Letters to Malcolm by C.S. Lewis

While I was reviewing various journals and writings I have collected during my New Year's retreat, I came across these quotes from C.S. Lewis from Letters to Malcolm, which I read during my '06 retreat. Here are a few that were particularly poignant as I reread them:

“It is well to have specifically holy places, and things, and days, for without these focal points or reminders, the belief that all is holy and 'big with God' will soon dwindle into mere sentiment” (75).

“The truth is I haven't any language weak enough to depict the weakness of my spiritual life” (113).

“Memory can transfigure – how often some momentary glimpse of beauty in boyhood is a whisper which memory will warehouse as a shout” (122).

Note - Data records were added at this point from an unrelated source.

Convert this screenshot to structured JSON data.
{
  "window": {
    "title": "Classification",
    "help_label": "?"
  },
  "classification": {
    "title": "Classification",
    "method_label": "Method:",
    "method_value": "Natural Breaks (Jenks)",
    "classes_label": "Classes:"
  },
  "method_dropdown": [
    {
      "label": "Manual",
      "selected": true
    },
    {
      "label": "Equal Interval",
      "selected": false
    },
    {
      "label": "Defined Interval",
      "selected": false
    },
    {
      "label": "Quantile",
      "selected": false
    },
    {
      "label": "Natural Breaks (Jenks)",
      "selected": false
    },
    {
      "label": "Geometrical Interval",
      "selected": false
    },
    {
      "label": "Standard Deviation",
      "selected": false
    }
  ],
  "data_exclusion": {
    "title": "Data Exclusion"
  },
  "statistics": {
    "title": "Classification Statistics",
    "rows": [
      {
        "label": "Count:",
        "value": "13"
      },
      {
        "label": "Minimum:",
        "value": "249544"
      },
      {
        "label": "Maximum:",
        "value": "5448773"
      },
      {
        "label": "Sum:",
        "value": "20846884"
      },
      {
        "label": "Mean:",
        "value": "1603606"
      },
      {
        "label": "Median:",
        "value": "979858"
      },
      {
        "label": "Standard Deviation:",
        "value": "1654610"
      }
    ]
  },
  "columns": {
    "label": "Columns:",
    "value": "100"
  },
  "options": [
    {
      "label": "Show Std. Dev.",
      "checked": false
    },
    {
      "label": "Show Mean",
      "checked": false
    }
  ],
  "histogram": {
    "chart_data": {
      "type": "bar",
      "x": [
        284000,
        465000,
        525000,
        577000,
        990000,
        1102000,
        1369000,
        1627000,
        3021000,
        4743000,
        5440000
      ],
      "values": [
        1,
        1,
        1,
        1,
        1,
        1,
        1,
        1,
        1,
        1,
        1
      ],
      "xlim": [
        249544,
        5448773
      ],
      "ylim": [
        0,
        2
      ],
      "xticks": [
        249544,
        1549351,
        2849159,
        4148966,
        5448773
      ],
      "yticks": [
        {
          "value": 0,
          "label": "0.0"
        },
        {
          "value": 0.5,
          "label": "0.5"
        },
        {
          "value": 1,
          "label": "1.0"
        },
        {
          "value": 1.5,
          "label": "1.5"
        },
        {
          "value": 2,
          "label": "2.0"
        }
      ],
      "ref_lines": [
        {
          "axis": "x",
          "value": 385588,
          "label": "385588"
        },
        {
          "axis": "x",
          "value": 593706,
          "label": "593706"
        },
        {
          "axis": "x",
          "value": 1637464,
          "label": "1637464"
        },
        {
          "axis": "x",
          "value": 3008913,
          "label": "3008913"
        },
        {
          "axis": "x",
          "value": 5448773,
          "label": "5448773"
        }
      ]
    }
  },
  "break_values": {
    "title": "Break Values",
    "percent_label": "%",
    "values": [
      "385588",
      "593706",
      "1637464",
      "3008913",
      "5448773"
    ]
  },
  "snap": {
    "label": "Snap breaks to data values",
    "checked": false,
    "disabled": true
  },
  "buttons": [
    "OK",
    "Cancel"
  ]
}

“The moment of prayer...involves for me as its condition...the reawakened awareness that this 'real world' and 'real self' are very far from being rock-bottom realities.... [If this awareness can be achieved,] this situation itself, at every moment, a possible theophany. Here is the holy ground; the Bush is burning now.... The prayer preceding all prayers is 'May it be the real I who speaks. May it be the real Thou that I speak to.' ...Only God himself can let the bucket down to the depths in us.... Every idea of Him we form He must in mercy shatter. The most blessed result of prayer would be to rise thinking 'But I never knew before. I never dreamed...'” (81,82).